The change in Venus flytrap leaf geometry from opened to closed (adapted from Forterre et al, 2005).

This change in shape reminds me of Luigi’s Pizza and Pasta in Goleta, California (hear me out - I swear this association has an important point). I have fond memories of the restaurant/arcade I visited as a kid. I always begged my mom for quarters, but alas I was not very good at any of the games (my best was whack-a-mole) and never seemed to win many tickets. Generally, the best prize I could afford with my measly ticket salary was a little plastic half-circle rubber pop-up toy. 

Eight year-old Natalie wishes the pop-up toys she won were as awesomely large as these. The toys I won were no larger than a nickel (and probably worth about the same too). (windycitynovelties.com)

These little toys use the same shape-change mechanism as the Venus flytrap. The toy is inverted to form a convex shape and placed on a flat surface such as a table.

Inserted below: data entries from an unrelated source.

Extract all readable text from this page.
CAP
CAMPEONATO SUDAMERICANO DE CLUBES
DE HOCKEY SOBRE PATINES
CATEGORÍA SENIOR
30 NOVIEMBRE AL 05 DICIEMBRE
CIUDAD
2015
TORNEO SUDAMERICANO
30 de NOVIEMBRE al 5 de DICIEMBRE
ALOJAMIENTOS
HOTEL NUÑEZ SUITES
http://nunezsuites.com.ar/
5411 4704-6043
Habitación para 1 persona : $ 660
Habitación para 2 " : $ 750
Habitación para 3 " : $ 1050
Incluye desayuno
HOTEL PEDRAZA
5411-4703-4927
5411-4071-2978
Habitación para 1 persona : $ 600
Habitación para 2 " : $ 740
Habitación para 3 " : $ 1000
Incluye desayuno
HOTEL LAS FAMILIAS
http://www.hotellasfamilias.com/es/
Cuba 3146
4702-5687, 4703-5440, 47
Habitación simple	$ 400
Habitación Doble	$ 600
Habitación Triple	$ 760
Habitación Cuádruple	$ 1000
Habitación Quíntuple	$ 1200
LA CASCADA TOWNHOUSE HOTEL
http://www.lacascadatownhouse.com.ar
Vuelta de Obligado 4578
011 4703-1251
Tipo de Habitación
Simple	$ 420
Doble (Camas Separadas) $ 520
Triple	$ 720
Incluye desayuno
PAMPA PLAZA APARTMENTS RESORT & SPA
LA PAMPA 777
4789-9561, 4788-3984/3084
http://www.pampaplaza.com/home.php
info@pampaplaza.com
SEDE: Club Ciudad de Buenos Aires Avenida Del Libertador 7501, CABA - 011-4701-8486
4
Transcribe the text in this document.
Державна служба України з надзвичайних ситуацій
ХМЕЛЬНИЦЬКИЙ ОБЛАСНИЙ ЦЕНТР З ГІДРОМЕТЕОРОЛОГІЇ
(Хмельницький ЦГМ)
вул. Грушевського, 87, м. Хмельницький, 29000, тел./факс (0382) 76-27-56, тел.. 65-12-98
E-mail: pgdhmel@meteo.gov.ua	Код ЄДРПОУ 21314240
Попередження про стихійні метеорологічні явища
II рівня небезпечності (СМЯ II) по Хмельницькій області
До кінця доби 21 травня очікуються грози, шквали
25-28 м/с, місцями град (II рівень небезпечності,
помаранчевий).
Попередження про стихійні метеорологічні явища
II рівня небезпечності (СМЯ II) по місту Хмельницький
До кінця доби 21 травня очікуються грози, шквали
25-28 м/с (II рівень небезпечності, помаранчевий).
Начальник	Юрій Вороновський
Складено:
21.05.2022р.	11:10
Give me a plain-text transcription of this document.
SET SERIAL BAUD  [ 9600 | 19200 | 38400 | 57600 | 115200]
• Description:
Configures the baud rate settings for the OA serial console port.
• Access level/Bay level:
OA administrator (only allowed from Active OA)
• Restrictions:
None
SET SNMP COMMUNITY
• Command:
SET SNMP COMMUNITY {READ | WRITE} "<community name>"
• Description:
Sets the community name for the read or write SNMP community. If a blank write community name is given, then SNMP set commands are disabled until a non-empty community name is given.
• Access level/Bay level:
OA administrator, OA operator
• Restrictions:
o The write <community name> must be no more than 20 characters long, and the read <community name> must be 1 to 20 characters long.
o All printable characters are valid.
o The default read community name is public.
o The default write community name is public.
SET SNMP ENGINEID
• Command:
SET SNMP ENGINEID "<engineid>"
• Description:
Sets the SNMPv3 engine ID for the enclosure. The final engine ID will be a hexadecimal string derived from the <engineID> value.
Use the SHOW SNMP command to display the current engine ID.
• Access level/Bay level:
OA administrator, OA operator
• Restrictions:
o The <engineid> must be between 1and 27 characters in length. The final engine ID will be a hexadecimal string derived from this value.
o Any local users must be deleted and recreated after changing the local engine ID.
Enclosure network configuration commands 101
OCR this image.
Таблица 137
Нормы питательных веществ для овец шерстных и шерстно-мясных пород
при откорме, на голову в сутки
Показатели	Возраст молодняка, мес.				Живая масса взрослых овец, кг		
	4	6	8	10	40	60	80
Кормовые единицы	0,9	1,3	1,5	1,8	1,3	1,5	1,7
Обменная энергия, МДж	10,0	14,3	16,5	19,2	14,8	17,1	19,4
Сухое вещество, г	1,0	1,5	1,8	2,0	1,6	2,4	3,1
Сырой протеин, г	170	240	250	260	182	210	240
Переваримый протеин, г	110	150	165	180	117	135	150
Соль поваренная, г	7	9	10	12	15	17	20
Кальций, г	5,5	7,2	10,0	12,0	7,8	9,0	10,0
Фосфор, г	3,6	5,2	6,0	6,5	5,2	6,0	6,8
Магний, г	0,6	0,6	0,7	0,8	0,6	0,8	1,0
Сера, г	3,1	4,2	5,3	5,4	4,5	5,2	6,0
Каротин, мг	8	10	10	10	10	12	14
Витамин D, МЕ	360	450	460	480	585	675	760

After a few seconds, the toy rapidly changes from the inverted convex shape to its more natural concave shape, converting the elastic energy into movement and pops up off the table. A little confused? Watch the YouTube video below (my favorite part is when the popper hits the unsuspecting camera man).




This is how the plant moves so quickly without any muscles - by physically changing the leaf shape. But how does the plant "know" when to change the shape of the leaves? How can it sense an insect without nerves?

Each plant trap has six small trigger hairs - three hairs on each lobe of the leaf. While the distracted fly greedily laps up nectar, a stray leg may strike a hair. When the hair is hit, the stimulation generates an action potential, or a kind of electrical signal (Volkov et al, 2009). A single hit does not cause the leaf to close but sets a silent timer. Two hair strikes within 20-30 seconds and SNAP (Benolken and Jacobson, 1970)! A second strike generates an additional electrical signal which is sent to the leaf midrib and activates the leaf closure. The leaf can even be closed without striking hairs but by inserting electrical probes into the leaf (Volkov et al, 2007). Sounds like some evil plant shock therapy. 

Watch out for these pesky hairs or you will get eaten.

Evil plant shock therapy in action (Volkov et al, 2007).

I will leave you with the most artistically beautiful and scientifically accurate video ever produced about the Venus flytrap, complete with squishing and squealing fly sound effects. It is narrated by none other than David Attenborough, because really, he can make anything interesting with that awesome accent (not that Venus flytraps need the extra help).





Citations:

Benolken, R.M., and S.L. Jacobson. 1970. Response properties of a sensory hair excised from Venus’s Flytrap. Journal of General Physiology 65: 64-82.

Forterre, Y., J.M. Skotheim, J. Dumais and L. Mahadevan. 2005. How the Venus Flytrap snaps. Nature 433: 421-425.

Volkov, A. G., T. Adesina, and E. Jovanov. 2007. Closing of Venus Flytrap by electrical stimulation motor cells. Plant Signaling & Behavoir 2: 139-145.

Volkov, A.G., H. Carrell, and V.S. Markin. 2009. Biologically closed electrical circuits in Venus Flytrap. Plant Physiology 149:1661-1667.




2 comments:

  1. Great Blog Natalie!! Having an analogous example of the movement was extremely helpful in visualizing the process by which a venus fly-trap gets food!! Great use of videos too..although I had to stop watching the last one, I started feeling bad for the bugs.